The man who has nothing materially has nothing to give, but rather he becomes a beggar and a burden.  He forfeits stewardship because he has nothing to be a steward over; he cannot tithe because he has nothing with which to tithe.

So, there is a balance here.  And there must also be the recognition that God often blesses men with great material wealth because he can trust those men to generously share that wealth for the sake of the gospel.  God is a cheerful giver.  Listen to how much he will give back to those who give plentifully to him:

“Bring ye all the tithes into the storehouse, that there may be meat in mine house, and prove me now herewith, saith the LORD of hosts, if I will not open you the windows of heaven, and pour you out a blessing, that there shall not be room enough to receive it” (Mal. 3:10).

What is the overflow?  Overflow means that which you don’t need.  And what is to be done with this overflow?  That is where frugality comes in.

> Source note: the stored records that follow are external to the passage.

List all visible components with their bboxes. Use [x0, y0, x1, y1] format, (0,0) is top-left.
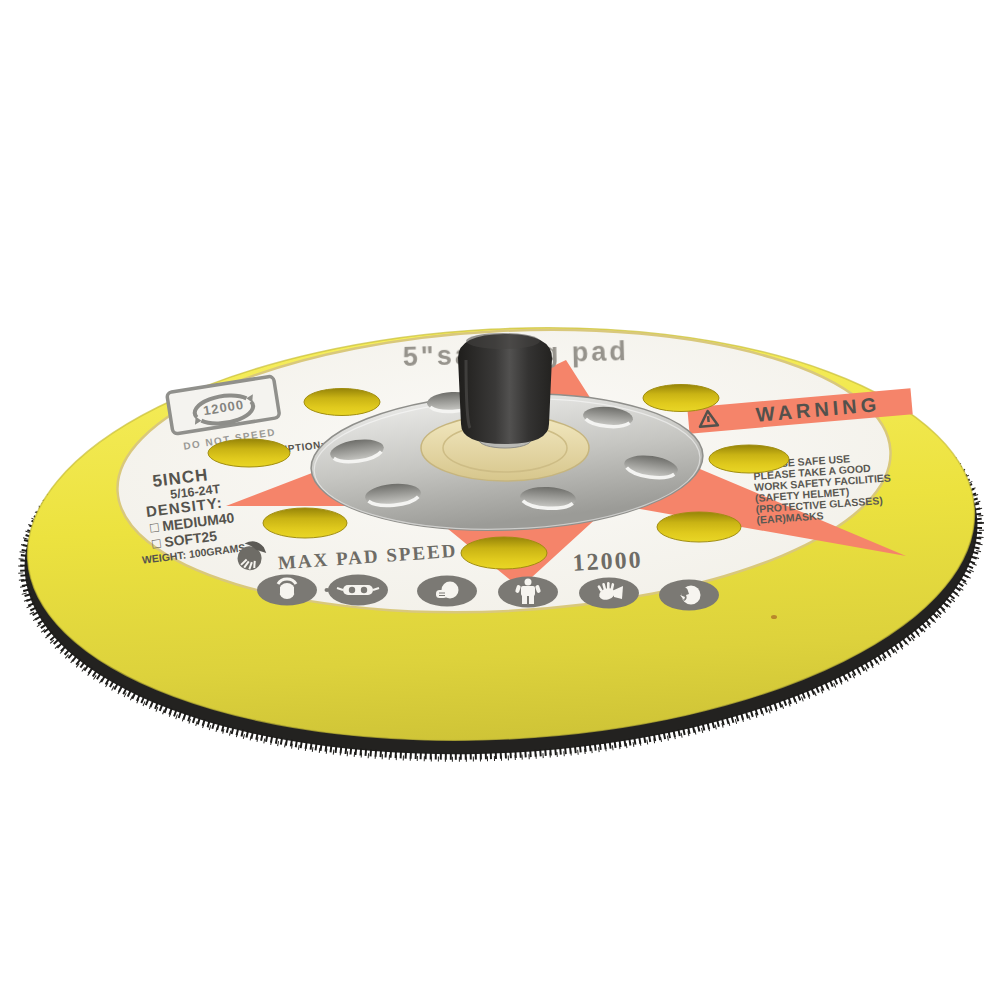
max-speed-value: 12000: [572, 546, 643, 576]
safety-icon-safety-goggles: [328, 575, 388, 606]
dust-hole: [461, 537, 547, 569]
dust-hole: [643, 385, 719, 412]
sanding-pad-illustration: WARNING 5"sanding pad 12000 DO NOT SPEED…: [0, 0, 1001, 1001]
safety-icon-protective-clothing: [498, 577, 558, 608]
safety-icon-ear-protection: [257, 575, 317, 606]
dust-hole: [304, 389, 380, 416]
safety-icon-face-mask: [659, 580, 719, 611]
debris-speck: [771, 615, 777, 619]
dust-hole: [657, 512, 741, 542]
dust-hole: [208, 439, 290, 467]
safety-icon-safety-gloves: [579, 578, 639, 609]
safety-icon-dust-mask: [417, 576, 477, 607]
product-photo: WARNING 5"sanding pad 12000 DO NOT SPEED…: [0, 0, 1001, 1001]
nut-cap: [458, 333, 552, 444]
dust-hole: [709, 445, 789, 473]
nut-top-sheen: [466, 333, 540, 349]
dust-hole: [263, 508, 347, 538]
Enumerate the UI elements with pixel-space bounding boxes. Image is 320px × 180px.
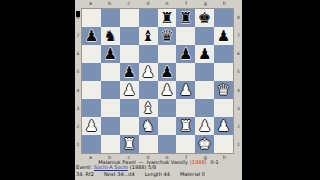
event-detail: (1988) 5/8 bbox=[130, 164, 156, 170]
square-f8: ♜ bbox=[176, 9, 195, 27]
chess-diagram-panel: abcdefgh 87654321 87654321 abcdefgh ♜♜♚♟… bbox=[75, 0, 242, 180]
black-bishop: ♝ bbox=[141, 29, 154, 44]
square-a3 bbox=[82, 99, 101, 117]
square-d7: ♝ bbox=[139, 27, 158, 45]
white-pawn: ♟ bbox=[198, 119, 211, 134]
white-rook: ♜ bbox=[122, 137, 135, 152]
white-bishop: ♝ bbox=[141, 101, 154, 116]
black-pawn: ♟ bbox=[160, 65, 173, 80]
white-queen: ♛ bbox=[217, 83, 230, 98]
square-d1 bbox=[139, 135, 158, 153]
black-pawn: ♟ bbox=[179, 47, 192, 62]
square-f5 bbox=[176, 63, 195, 81]
chess-board: ♜♜♚♟♞♝♛♟♟♟♟♟♟♟♟♟♟♛♝♟♞♜♟♟♜♚ bbox=[81, 8, 234, 154]
black-knight: ♞ bbox=[104, 29, 117, 44]
file-label-c: c bbox=[119, 0, 138, 8]
square-d4 bbox=[139, 81, 158, 99]
square-c7 bbox=[120, 27, 139, 45]
white-knight: ♞ bbox=[141, 119, 154, 134]
game-year: (1988) bbox=[190, 159, 207, 165]
square-a1 bbox=[82, 135, 101, 153]
square-h4: ♛ bbox=[214, 81, 233, 99]
square-b6: ♟ bbox=[101, 45, 120, 63]
square-c8 bbox=[120, 9, 139, 27]
square-c3 bbox=[120, 99, 139, 117]
game-result: 0-1 bbox=[211, 159, 219, 165]
square-g7 bbox=[195, 27, 214, 45]
square-e3 bbox=[158, 99, 177, 117]
square-g1: ♚ bbox=[195, 135, 214, 153]
next-move: Next 34...d4 bbox=[104, 171, 135, 177]
current-move: 34. Rf2 bbox=[76, 171, 94, 177]
square-f6: ♟ bbox=[176, 45, 195, 63]
square-a2: ♟ bbox=[82, 117, 101, 135]
rank-label-8: 8 bbox=[235, 8, 242, 26]
square-g6: ♟ bbox=[195, 45, 214, 63]
file-label-h: h bbox=[215, 0, 234, 8]
game-info-footer: Malaniuk Pavel—Ivanchuk Vassily(1988)0-1… bbox=[76, 159, 241, 177]
square-b4 bbox=[101, 81, 120, 99]
rank-label-2: 2 bbox=[235, 118, 242, 136]
white-pawn: ♟ bbox=[141, 65, 154, 80]
black-pawn: ♟ bbox=[85, 29, 98, 44]
rank-labels-right: 87654321 bbox=[235, 8, 242, 154]
square-h8 bbox=[214, 9, 233, 27]
square-g2: ♟ bbox=[195, 117, 214, 135]
square-a6 bbox=[82, 45, 101, 63]
black-pawn: ♟ bbox=[122, 65, 135, 80]
square-g3 bbox=[195, 99, 214, 117]
square-h3 bbox=[214, 99, 233, 117]
square-d2: ♞ bbox=[139, 117, 158, 135]
square-e1 bbox=[158, 135, 177, 153]
square-h5 bbox=[214, 63, 233, 81]
white-pawn: ♟ bbox=[122, 83, 135, 98]
square-e8: ♜ bbox=[158, 9, 177, 27]
square-a5 bbox=[82, 63, 101, 81]
file-label-b: b bbox=[100, 0, 119, 8]
square-b7: ♞ bbox=[101, 27, 120, 45]
white-pawn: ♟ bbox=[179, 83, 192, 98]
rank-label-5: 5 bbox=[235, 63, 242, 81]
square-e2 bbox=[158, 117, 177, 135]
square-c1: ♜ bbox=[120, 135, 139, 153]
game-length: Length 44 bbox=[145, 171, 170, 177]
letterbox-right bbox=[242, 0, 320, 180]
square-g5 bbox=[195, 63, 214, 81]
square-a4 bbox=[82, 81, 101, 99]
rank-label-6: 6 bbox=[235, 45, 242, 63]
square-b8 bbox=[101, 9, 120, 27]
square-g8: ♚ bbox=[195, 9, 214, 27]
square-f7 bbox=[176, 27, 195, 45]
square-b3 bbox=[101, 99, 120, 117]
square-a7: ♟ bbox=[82, 27, 101, 45]
square-d3: ♝ bbox=[139, 99, 158, 117]
file-label-g: g bbox=[196, 0, 215, 8]
square-e6 bbox=[158, 45, 177, 63]
file-label-a: a bbox=[81, 0, 100, 8]
square-f2: ♜ bbox=[176, 117, 195, 135]
file-label-e: e bbox=[158, 0, 177, 8]
square-f3 bbox=[176, 99, 195, 117]
video-frame: abcdefgh 87654321 87654321 abcdefgh ♜♜♚♟… bbox=[0, 0, 320, 180]
square-h2: ♟ bbox=[214, 117, 233, 135]
square-a8 bbox=[82, 9, 101, 27]
black-king: ♚ bbox=[198, 11, 211, 26]
white-pawn: ♟ bbox=[85, 119, 98, 134]
file-labels-top: abcdefgh bbox=[81, 0, 234, 8]
event-label: Event: bbox=[76, 164, 92, 170]
square-h6 bbox=[214, 45, 233, 63]
square-d8 bbox=[139, 9, 158, 27]
rank-label-1: 1 bbox=[235, 136, 242, 154]
black-to-move-indicator bbox=[76, 11, 80, 17]
event-link[interactable]: Sochi-A Sochi bbox=[94, 164, 128, 170]
square-h1 bbox=[214, 135, 233, 153]
white-pawn: ♟ bbox=[217, 119, 230, 134]
file-label-d: d bbox=[138, 0, 157, 8]
square-c2 bbox=[120, 117, 139, 135]
square-e5: ♟ bbox=[158, 63, 177, 81]
square-f1 bbox=[176, 135, 195, 153]
stats-line: 34. Rf2 Next 34...d4 Length 44 Material … bbox=[76, 171, 241, 177]
black-rook: ♜ bbox=[179, 11, 192, 26]
black-rook: ♜ bbox=[160, 11, 173, 26]
square-c4: ♟ bbox=[120, 81, 139, 99]
square-d5: ♟ bbox=[139, 63, 158, 81]
rank-label-7: 7 bbox=[235, 26, 242, 44]
black-queen: ♛ bbox=[160, 29, 173, 44]
black-pawn: ♟ bbox=[217, 29, 230, 44]
material-balance: Material 0 bbox=[180, 171, 205, 177]
rank-label-3: 3 bbox=[235, 99, 242, 117]
square-b1 bbox=[101, 135, 120, 153]
rank-label-4: 4 bbox=[235, 81, 242, 99]
square-b2 bbox=[101, 117, 120, 135]
black-pawn: ♟ bbox=[104, 47, 117, 62]
square-e7: ♛ bbox=[158, 27, 177, 45]
square-b5 bbox=[101, 63, 120, 81]
square-g4 bbox=[195, 81, 214, 99]
file-label-f: f bbox=[177, 0, 196, 8]
square-c6 bbox=[120, 45, 139, 63]
square-d6 bbox=[139, 45, 158, 63]
white-pawn: ♟ bbox=[160, 83, 173, 98]
square-e4: ♟ bbox=[158, 81, 177, 99]
white-king: ♚ bbox=[198, 137, 211, 152]
square-c5: ♟ bbox=[120, 63, 139, 81]
black-pawn: ♟ bbox=[198, 47, 211, 62]
square-f4: ♟ bbox=[176, 81, 195, 99]
white-rook: ♜ bbox=[179, 119, 192, 134]
square-h7: ♟ bbox=[214, 27, 233, 45]
letterbox-left bbox=[0, 0, 75, 180]
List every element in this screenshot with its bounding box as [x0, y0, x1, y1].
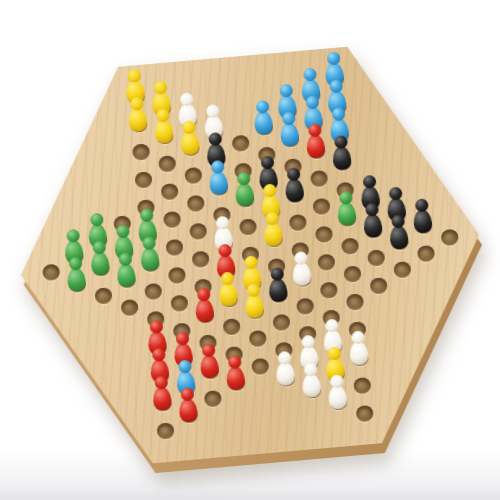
peg-body: [67, 267, 87, 291]
board-hole[interactable]: [393, 261, 411, 278]
peg-body: [328, 385, 348, 409]
peg-white[interactable]: [290, 251, 312, 287]
peg-body: [292, 262, 312, 286]
peg-yellow[interactable]: [243, 283, 265, 319]
peg-body: [116, 263, 136, 287]
board-hole[interactable]: [203, 390, 221, 407]
peg-body: [245, 294, 265, 318]
peg-black[interactable]: [267, 267, 289, 303]
peg-body: [195, 298, 215, 322]
board-hole[interactable]: [416, 245, 434, 262]
board-hole[interactable]: [288, 214, 306, 231]
game-board: [0, 0, 500, 500]
peg-yellow[interactable]: [126, 97, 148, 133]
board-hole[interactable]: [367, 249, 385, 266]
board-hole[interactable]: [440, 229, 458, 246]
peg-red[interactable]: [151, 375, 173, 411]
board-hole[interactable]: [170, 295, 188, 312]
board-hole[interactable]: [42, 264, 60, 281]
board-hole[interactable]: [238, 218, 256, 235]
board-hole[interactable]: [158, 155, 176, 172]
board-hole[interactable]: [251, 358, 269, 375]
board-hole[interactable]: [191, 251, 209, 268]
board-hole[interactable]: [355, 405, 373, 422]
peg-blue[interactable]: [252, 100, 274, 136]
peg-body: [128, 108, 148, 132]
peg-black[interactable]: [411, 198, 433, 234]
board-rotation-wrap: [0, 0, 500, 500]
board-hole[interactable]: [353, 377, 371, 394]
peg-green[interactable]: [65, 256, 87, 292]
board-hole[interactable]: [340, 238, 358, 255]
board-hole[interactable]: [248, 330, 266, 347]
peg-red[interactable]: [177, 387, 199, 423]
board-hole[interactable]: [189, 223, 207, 240]
peg-body: [235, 182, 255, 206]
floor-reflection: [0, 490, 500, 500]
board-hole[interactable]: [186, 195, 204, 212]
peg-white[interactable]: [274, 351, 296, 387]
board-hole[interactable]: [345, 293, 363, 310]
peg-black[interactable]: [283, 167, 305, 203]
peg-red[interactable]: [193, 287, 215, 323]
peg-green[interactable]: [139, 236, 161, 272]
peg-red[interactable]: [198, 343, 220, 379]
peg-yellow[interactable]: [217, 271, 239, 307]
peg-body: [254, 111, 274, 135]
peg-black[interactable]: [361, 202, 383, 238]
peg-body: [263, 222, 283, 246]
board-hole[interactable]: [134, 171, 152, 188]
peg-body: [306, 134, 326, 158]
board-hole[interactable]: [144, 283, 162, 300]
peg-body: [276, 362, 296, 386]
peg-body: [209, 171, 229, 195]
board-hole[interactable]: [272, 314, 290, 331]
board-hole[interactable]: [222, 318, 240, 335]
peg-red[interactable]: [304, 123, 326, 159]
peg-body: [152, 386, 172, 410]
board-hole[interactable]: [309, 170, 327, 187]
board-hole[interactable]: [120, 299, 138, 316]
peg-body: [268, 278, 288, 302]
peg-black[interactable]: [330, 135, 352, 171]
peg-green[interactable]: [115, 252, 137, 288]
peg-body: [349, 341, 369, 365]
board-hole[interactable]: [184, 167, 202, 184]
peg-red[interactable]: [224, 355, 246, 391]
board-hole[interactable]: [165, 239, 183, 256]
board-hole[interactable]: [94, 287, 112, 304]
board-hole[interactable]: [317, 254, 335, 271]
peg-body: [337, 202, 357, 226]
peg-body: [226, 366, 246, 390]
peg-body: [389, 225, 409, 249]
board-hole[interactable]: [231, 135, 249, 152]
peg-body: [90, 251, 110, 275]
board-hole[interactable]: [131, 143, 149, 160]
board-hole[interactable]: [160, 183, 178, 200]
board-hole[interactable]: [314, 226, 332, 243]
peg-body: [280, 122, 300, 146]
peg-yellow[interactable]: [262, 211, 284, 247]
peg-body: [140, 247, 160, 271]
peg-yellow[interactable]: [152, 108, 174, 144]
peg-body: [178, 398, 198, 422]
board-hole[interactable]: [296, 298, 314, 315]
peg-body: [180, 131, 200, 155]
peg-blue[interactable]: [207, 160, 229, 196]
peg-body: [285, 178, 305, 202]
board-hole[interactable]: [156, 422, 174, 439]
peg-green[interactable]: [89, 240, 111, 276]
board-hole[interactable]: [162, 211, 180, 228]
peg-white[interactable]: [300, 362, 322, 398]
peg-body: [302, 373, 322, 397]
peg-body: [413, 209, 433, 233]
photo-background: [0, 0, 500, 500]
board-hole[interactable]: [319, 282, 337, 299]
peg-body: [332, 146, 352, 170]
peg-body: [200, 354, 220, 378]
peg-black[interactable]: [388, 214, 410, 250]
board-hole[interactable]: [312, 198, 330, 215]
board-hole[interactable]: [343, 265, 361, 282]
peg-green[interactable]: [233, 171, 255, 207]
peg-body: [218, 282, 238, 306]
peg-body: [154, 119, 174, 143]
peg-blue[interactable]: [278, 111, 300, 147]
peg-green[interactable]: [335, 191, 357, 227]
peg-white[interactable]: [348, 330, 370, 366]
board-hole[interactable]: [369, 277, 387, 294]
peg-white[interactable]: [326, 374, 348, 410]
peg-yellow[interactable]: [179, 120, 201, 156]
board-hole[interactable]: [167, 267, 185, 284]
peg-body: [363, 213, 383, 237]
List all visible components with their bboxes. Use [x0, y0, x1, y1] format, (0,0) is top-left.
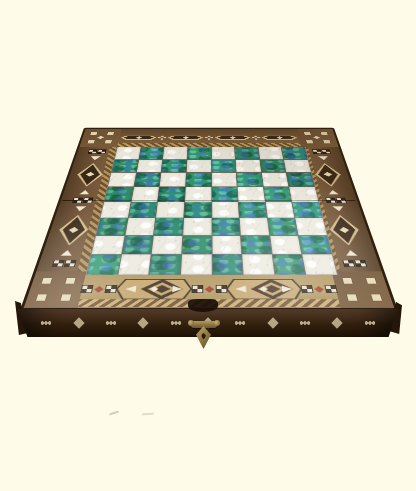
square-d3[interactable]	[183, 218, 211, 235]
product-photo	[0, 0, 416, 491]
red-diamond-inlay	[314, 286, 324, 293]
square-h7[interactable]	[284, 160, 311, 173]
square-d7[interactable]	[187, 160, 211, 173]
pearl-triangle-inlay	[327, 190, 338, 194]
square-g3[interactable]	[268, 218, 298, 235]
square-f8[interactable]	[235, 147, 259, 159]
border-corner-ornament	[79, 129, 121, 147]
square-e6[interactable]	[212, 173, 237, 187]
pearl-triangle-inlay	[90, 156, 100, 160]
diamond-inlay	[138, 317, 149, 328]
square-b7[interactable]	[137, 160, 163, 173]
pearl-square-inlay	[366, 278, 376, 284]
pearl-square-inlay	[66, 278, 76, 284]
square-f6[interactable]	[237, 173, 263, 187]
dot-inlay	[40, 320, 52, 326]
clasp-recess	[188, 299, 218, 312]
square-b2[interactable]	[122, 236, 153, 254]
square-e2[interactable]	[212, 236, 241, 254]
square-h2[interactable]	[299, 236, 332, 254]
pearl-triangle-inlay	[344, 250, 357, 256]
diamond-medallion-inlay	[326, 215, 364, 246]
clasp-hole	[201, 333, 206, 340]
diamond-inlay	[267, 317, 278, 328]
square-d2[interactable]	[182, 236, 211, 254]
square-h4[interactable]	[292, 202, 322, 218]
diamond-medallion-inlay	[73, 163, 105, 187]
pearl-dot-inlay	[314, 136, 321, 139]
diamond-medallion-inlay	[114, 278, 193, 301]
square-e4[interactable]	[212, 202, 239, 218]
square-b6[interactable]	[134, 173, 161, 187]
square-c3[interactable]	[154, 218, 183, 235]
checker-red-inlay-group	[302, 286, 337, 293]
playing-grid	[86, 147, 339, 275]
dot-inlay	[170, 320, 182, 326]
pearl-dot-inlay	[304, 132, 311, 135]
pearl-dot-inlay	[98, 136, 105, 139]
lens-medallion-inlay	[120, 135, 156, 139]
dot-cluster-inlay	[252, 136, 261, 140]
diamond-medallion-inlay	[225, 278, 304, 301]
square-h6[interactable]	[287, 173, 315, 187]
square-a2[interactable]	[92, 236, 125, 254]
background-smudge	[109, 411, 119, 416]
square-b4[interactable]	[128, 202, 157, 218]
checker-inlay-pair	[313, 150, 330, 154]
dot-inlay	[364, 320, 376, 326]
checker-red-inlay-group	[81, 286, 116, 293]
pearl-dot-inlay	[105, 140, 112, 143]
diamond-medallion-inlay	[54, 215, 92, 246]
red-diamond-inlay	[94, 286, 104, 293]
checker-inlay	[192, 286, 202, 293]
checker-inlay	[81, 286, 92, 293]
square-c2[interactable]	[152, 236, 182, 254]
pearl-square-inlay	[61, 295, 71, 301]
pearl-square-inlay	[371, 295, 382, 301]
square-a3[interactable]	[96, 218, 127, 235]
background-smudge	[142, 413, 154, 416]
square-e3[interactable]	[212, 218, 240, 235]
checker-red-inlay-group	[192, 286, 226, 293]
square-e7[interactable]	[212, 160, 236, 173]
diamond-medallion-inlay	[312, 163, 344, 187]
square-e1[interactable]	[212, 255, 243, 275]
square-c4[interactable]	[156, 202, 184, 218]
checker-inlay	[302, 286, 313, 293]
square-f3[interactable]	[240, 218, 269, 235]
square-f7[interactable]	[236, 160, 261, 173]
square-g8[interactable]	[258, 147, 283, 159]
pearl-triangle-inlay	[79, 190, 90, 194]
square-a1[interactable]	[87, 255, 121, 275]
pearl-dot-inlay	[87, 140, 94, 143]
square-g4[interactable]	[266, 202, 295, 218]
square-a4[interactable]	[100, 202, 130, 218]
square-d6[interactable]	[186, 173, 211, 187]
square-b1[interactable]	[118, 255, 151, 275]
dot-cluster-inlay	[158, 136, 167, 140]
square-d1[interactable]	[181, 255, 211, 275]
red-diamond-inlay	[204, 286, 214, 293]
checker-inlay	[325, 286, 336, 293]
pearl-dot-inlay	[321, 132, 328, 135]
square-h8[interactable]	[282, 147, 308, 159]
square-a7[interactable]	[112, 160, 139, 173]
square-g2[interactable]	[270, 236, 302, 254]
checker-inlay-pair	[88, 150, 105, 154]
square-b3[interactable]	[125, 218, 155, 235]
square-f1[interactable]	[242, 255, 274, 275]
pearl-dot-inlay	[90, 132, 97, 135]
lens-medallion-inlay	[215, 135, 251, 139]
checker-inlay	[216, 286, 226, 293]
pearl-dot-inlay	[323, 140, 330, 143]
pearl-triangle-inlay	[332, 206, 344, 211]
chess-board	[20, 128, 398, 310]
checker-inlay-pair	[343, 260, 366, 266]
pearl-triangle-inlay	[74, 206, 86, 211]
square-c1[interactable]	[149, 255, 181, 275]
square-c8[interactable]	[163, 147, 187, 159]
border-corner-ornament	[332, 271, 395, 307]
pearl-square-inlay	[342, 278, 352, 284]
border-corner-ornament	[297, 129, 339, 147]
checker-inlay-pair	[52, 260, 75, 266]
pearl-triangle-inlay	[318, 156, 328, 160]
square-a8[interactable]	[115, 147, 141, 159]
square-g6[interactable]	[262, 173, 289, 187]
dot-cluster-inlay	[205, 136, 213, 140]
diamond-inlay	[73, 317, 84, 328]
square-g7[interactable]	[260, 160, 286, 173]
square-a6[interactable]	[108, 173, 136, 187]
fold-seam	[62, 200, 355, 201]
square-e8[interactable]	[211, 147, 235, 159]
pearl-square-inlay	[41, 278, 51, 284]
square-c6[interactable]	[160, 173, 186, 187]
square-d4[interactable]	[184, 202, 211, 218]
pearl-square-inlay	[347, 295, 357, 301]
square-d8[interactable]	[187, 147, 210, 159]
board-border-top	[117, 129, 301, 147]
pearl-square-inlay	[36, 295, 47, 301]
diamond-inlay	[332, 317, 343, 328]
pearl-dot-inlay	[306, 140, 313, 143]
dot-inlay	[105, 320, 117, 326]
square-c7[interactable]	[162, 160, 187, 173]
pearl-dot-inlay	[107, 132, 114, 135]
square-h3[interactable]	[296, 218, 327, 235]
dot-inlay	[234, 320, 246, 326]
pearl-triangle-inlay	[60, 250, 73, 256]
border-corner-ornament	[24, 271, 87, 307]
lens-medallion-inlay	[168, 135, 204, 139]
lens-medallion-inlay	[261, 135, 297, 139]
square-f4[interactable]	[239, 202, 267, 218]
square-h1[interactable]	[303, 255, 337, 275]
square-f2[interactable]	[241, 236, 271, 254]
square-b8[interactable]	[139, 147, 164, 159]
square-g1[interactable]	[272, 255, 305, 275]
dot-inlay	[299, 320, 311, 326]
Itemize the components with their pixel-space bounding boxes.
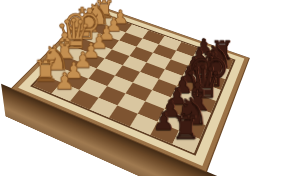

Somewhere in life, many, if not most of us, need to draw a line in the sand.  The Lord will show us where this is to be, where we say we will not live beyond this specific income.  And everything that God blesses us beyond that income will go to God and his kingdom work.  It is the overflow.  Oh, what would God do if he found such hearts?  It is not unusual that you might be giving ten percent before you have drawn the line.  Then, because of your stewardship and faithfulness, eventually, you might end up living on the ten percent and giving away the ninety percent, obeying God’s formula to help the poor and needy and his workers in his precious kingdom.  If only God could find vessels he can trust to exercise frugality.

Friend, do we need frugality?  Yes, indeed, for it is a spiritual discipline.  It is not a call to poverty, for the poor can do nothing to help the poor.  Frugality is a call to the proper use of possessions for our particular station in society where God has placed us to live out his will.

So, dear friend, are you ready to draw that line in the sand to turn on the mighty faucet of Malachi 3:10 to pour out rich blessings for God’s kingdom?  I trust that you are.